What are agent instructions?

Instructions are the decision-making layer of your agent. Where the global prompt defines how your agent behaves, instructions define when it does things. When a user message comes in, the agent reads its instructions and picks the most appropriate way to handle it. Instructions are written in plain language, not code.
LayerWhat it controlsWhen it applies
Global promptPersonality, tone, guardrailsEvery agentic turn, always
InstructionsRouting, tool selectionWhen deciding what to do next
PlaybookGoal-specific behaviorWhen a specific playbook is active

Writing agent instructions

Instructions work best when they’re clear about which tool handles which type of request. Think of it like a brief for a team — each member needs to know what they own. Every playbook, workflow, and tool has a name and an LLM description. You can layer supporting context on top in the agent instructions, or playbook instructions.
  • Name — what it is. Short and literal.
  • LLM description — what it does and when the AI agent should use it. This is the primary signal the agent reads when deciding whether to call a tool or route into a playbook.
  • Instructions — any additional context, routing reminders, phrasing rules, or ordering that apply on top of the description.
GoodBad
NameOrder StatusHandle order related things
LLM descriptionLooks up the status of an existing order by order ID or email. Use when the customer asks about an existing order, a delivery, or tracking info.Helps customers with orders
InstructionsRoute to Order Status for any order-related question. If the customer then wants to return or exchange the item, hand off to the Returns workflow.N/A
LLM Description Docs 1 We recommend putting both the what and the when in the LLM description. Agent instructions are only in context when the agent is routing at the top level — once a playbook is active, only the global prompt and that playbook’s own instructions are visible. If a playbook needs to jump to another playbook or decide which tool to call, it reads the names and descriptions. Any “when to use this” guidance that lives only in agent instructions won’t reach those decisions. The instructions field is still useful for routing reinforcement and supporting context; it just shouldn’t be the only place the “when” lives:
Simple agent insturctions example
# Routing
Route to the Order Status playbook if the customer is asking
about an existing order, delivery, or tracking information.

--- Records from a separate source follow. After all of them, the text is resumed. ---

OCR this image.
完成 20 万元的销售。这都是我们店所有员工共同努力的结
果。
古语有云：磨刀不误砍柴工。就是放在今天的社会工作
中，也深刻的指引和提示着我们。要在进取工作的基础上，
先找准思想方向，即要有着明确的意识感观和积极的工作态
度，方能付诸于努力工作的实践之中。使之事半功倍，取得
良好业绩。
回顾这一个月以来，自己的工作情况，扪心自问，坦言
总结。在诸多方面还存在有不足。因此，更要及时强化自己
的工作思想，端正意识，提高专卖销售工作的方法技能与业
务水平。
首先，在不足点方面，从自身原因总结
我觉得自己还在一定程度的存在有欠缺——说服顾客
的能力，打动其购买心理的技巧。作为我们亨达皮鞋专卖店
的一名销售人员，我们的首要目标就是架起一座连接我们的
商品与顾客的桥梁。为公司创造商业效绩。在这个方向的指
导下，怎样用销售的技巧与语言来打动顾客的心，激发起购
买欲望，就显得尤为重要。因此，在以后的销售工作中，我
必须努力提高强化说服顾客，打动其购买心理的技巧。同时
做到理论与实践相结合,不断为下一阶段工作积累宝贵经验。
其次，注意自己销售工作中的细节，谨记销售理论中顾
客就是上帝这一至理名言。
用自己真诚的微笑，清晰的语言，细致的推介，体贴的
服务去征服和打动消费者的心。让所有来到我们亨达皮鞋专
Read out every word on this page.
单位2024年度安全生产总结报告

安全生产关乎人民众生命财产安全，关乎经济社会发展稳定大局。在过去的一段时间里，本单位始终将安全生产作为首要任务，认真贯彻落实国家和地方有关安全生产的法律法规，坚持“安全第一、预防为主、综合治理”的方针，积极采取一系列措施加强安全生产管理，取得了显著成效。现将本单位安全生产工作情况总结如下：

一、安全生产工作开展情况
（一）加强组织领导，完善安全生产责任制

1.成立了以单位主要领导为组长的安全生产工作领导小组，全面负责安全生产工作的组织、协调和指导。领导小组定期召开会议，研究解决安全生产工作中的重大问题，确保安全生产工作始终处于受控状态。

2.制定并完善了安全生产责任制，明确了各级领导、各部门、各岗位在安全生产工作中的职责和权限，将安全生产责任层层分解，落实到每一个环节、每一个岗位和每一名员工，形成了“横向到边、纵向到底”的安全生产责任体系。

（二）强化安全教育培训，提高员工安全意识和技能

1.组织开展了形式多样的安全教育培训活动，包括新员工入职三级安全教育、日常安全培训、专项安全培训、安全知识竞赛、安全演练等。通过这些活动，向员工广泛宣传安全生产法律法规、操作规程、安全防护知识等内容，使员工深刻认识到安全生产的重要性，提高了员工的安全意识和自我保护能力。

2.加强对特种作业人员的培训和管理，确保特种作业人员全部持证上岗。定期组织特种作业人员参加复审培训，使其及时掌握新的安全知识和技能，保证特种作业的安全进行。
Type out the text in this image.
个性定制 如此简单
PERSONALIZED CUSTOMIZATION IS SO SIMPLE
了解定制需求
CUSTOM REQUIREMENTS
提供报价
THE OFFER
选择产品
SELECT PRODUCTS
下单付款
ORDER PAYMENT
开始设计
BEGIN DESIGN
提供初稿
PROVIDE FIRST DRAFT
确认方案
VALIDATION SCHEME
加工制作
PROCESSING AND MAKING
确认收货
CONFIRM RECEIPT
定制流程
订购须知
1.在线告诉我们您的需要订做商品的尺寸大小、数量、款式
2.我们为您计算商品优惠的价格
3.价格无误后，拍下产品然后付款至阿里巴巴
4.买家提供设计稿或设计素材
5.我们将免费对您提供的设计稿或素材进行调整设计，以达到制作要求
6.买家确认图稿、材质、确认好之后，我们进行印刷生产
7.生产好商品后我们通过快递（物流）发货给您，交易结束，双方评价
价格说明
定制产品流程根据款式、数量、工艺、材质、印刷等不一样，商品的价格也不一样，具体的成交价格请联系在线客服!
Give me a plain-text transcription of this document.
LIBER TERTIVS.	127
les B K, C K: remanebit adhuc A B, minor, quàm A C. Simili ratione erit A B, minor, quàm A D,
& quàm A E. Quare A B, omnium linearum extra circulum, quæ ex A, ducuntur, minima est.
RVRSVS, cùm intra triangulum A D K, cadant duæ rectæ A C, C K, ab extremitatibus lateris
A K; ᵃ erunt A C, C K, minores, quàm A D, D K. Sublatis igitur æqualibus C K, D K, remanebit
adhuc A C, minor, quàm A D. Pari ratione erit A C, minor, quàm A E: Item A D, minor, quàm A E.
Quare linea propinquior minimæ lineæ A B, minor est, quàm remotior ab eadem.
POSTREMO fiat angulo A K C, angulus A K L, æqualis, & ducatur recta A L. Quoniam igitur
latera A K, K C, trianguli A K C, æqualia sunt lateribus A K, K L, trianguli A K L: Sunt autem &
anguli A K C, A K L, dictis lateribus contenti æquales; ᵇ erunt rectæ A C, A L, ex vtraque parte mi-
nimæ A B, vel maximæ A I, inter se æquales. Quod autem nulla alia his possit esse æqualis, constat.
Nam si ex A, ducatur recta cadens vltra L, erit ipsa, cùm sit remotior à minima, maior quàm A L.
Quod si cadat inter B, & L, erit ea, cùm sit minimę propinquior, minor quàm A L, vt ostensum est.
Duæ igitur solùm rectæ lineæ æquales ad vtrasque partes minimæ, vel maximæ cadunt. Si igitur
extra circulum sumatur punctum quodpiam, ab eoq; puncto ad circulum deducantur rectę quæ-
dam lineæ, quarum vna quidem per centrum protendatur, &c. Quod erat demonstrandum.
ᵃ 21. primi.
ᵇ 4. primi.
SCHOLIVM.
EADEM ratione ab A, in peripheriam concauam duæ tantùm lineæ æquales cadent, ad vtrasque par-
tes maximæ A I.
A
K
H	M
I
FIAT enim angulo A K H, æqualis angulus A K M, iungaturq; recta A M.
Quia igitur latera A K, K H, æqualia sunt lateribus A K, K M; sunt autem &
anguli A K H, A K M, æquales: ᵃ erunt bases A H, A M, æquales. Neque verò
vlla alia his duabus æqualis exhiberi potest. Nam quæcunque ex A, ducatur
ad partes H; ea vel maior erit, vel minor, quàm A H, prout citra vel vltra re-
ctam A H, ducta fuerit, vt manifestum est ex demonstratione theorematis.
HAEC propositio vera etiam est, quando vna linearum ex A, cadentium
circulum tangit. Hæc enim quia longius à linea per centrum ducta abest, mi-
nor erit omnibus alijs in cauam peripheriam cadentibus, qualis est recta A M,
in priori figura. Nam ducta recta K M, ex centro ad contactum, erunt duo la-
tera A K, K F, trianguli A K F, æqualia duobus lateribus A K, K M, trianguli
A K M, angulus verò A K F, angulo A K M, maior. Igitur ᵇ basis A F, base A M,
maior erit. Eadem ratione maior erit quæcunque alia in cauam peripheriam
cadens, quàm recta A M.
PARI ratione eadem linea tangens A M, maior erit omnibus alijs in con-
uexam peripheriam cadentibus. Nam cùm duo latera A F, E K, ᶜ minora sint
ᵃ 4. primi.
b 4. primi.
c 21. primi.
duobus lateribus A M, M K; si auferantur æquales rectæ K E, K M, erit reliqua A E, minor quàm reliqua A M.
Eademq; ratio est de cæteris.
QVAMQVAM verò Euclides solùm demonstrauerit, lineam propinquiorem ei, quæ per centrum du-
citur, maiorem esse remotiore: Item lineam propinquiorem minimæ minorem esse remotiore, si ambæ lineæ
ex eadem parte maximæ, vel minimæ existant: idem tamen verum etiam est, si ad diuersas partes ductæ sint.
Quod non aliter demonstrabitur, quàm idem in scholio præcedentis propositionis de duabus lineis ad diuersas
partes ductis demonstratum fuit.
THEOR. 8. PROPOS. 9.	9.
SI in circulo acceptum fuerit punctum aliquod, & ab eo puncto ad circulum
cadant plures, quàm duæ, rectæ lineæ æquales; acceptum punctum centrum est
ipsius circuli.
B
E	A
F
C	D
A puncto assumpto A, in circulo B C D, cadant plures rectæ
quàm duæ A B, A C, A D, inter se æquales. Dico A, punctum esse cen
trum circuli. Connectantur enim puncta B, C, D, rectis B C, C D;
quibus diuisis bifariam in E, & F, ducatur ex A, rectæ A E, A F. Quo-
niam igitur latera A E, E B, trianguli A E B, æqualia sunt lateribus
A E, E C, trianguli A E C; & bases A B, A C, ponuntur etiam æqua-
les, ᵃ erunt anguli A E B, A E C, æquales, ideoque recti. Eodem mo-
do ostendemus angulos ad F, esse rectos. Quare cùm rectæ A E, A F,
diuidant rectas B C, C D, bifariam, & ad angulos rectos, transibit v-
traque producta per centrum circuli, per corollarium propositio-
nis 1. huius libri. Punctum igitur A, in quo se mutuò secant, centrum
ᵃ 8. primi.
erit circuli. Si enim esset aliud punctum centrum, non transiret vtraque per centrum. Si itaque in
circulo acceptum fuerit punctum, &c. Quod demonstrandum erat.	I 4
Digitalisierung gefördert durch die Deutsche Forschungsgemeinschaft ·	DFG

Route to the Returns workflow if the customer wants to return,
exchange, or get a refund on a product.

Route to the Product Info playbook if the customer is asking
about product details, availability, or compatibility.

If the customer's request doesn't fit any tool, let them
know what you can help with and ask them to rephrase, or use the knowledge
base to provide accurate information.

Adding a start message

If you want to define an agentic start message in your agent, you can add it to agent instructions.
# Starting Message
Greet the user and offer assitance, use buttons to show the user
quick options of what they can do.

# Tools
Starting Message Docs The above instruction would result in something like the chat above. The agent has followed the instructions and greeted the user, while also using the buttons tool to deliver dynamic options based on tools available. If you want to deliver a very specific start message, you can instruct your agent to do so, or use the initialization workflow to design something truly deterministic with a message step.

Testing instructions

1

Run your agent

From the agent tab, press ‘Run’ in the top right, or use the shortcut  Shift + R
2

Ask your agent a question

Type or talk to your agent from the message input
3

See if your agent routed correctly

Check logs the logs section and state viewer to see if your agent is routing correctly
Clean Shot2026 03 11at14 18 36@2x
4

Iterate

If your agent doesn’t route make sure you’re following best practices for tool name and LLM description. From there, try improving the instructions for that tool.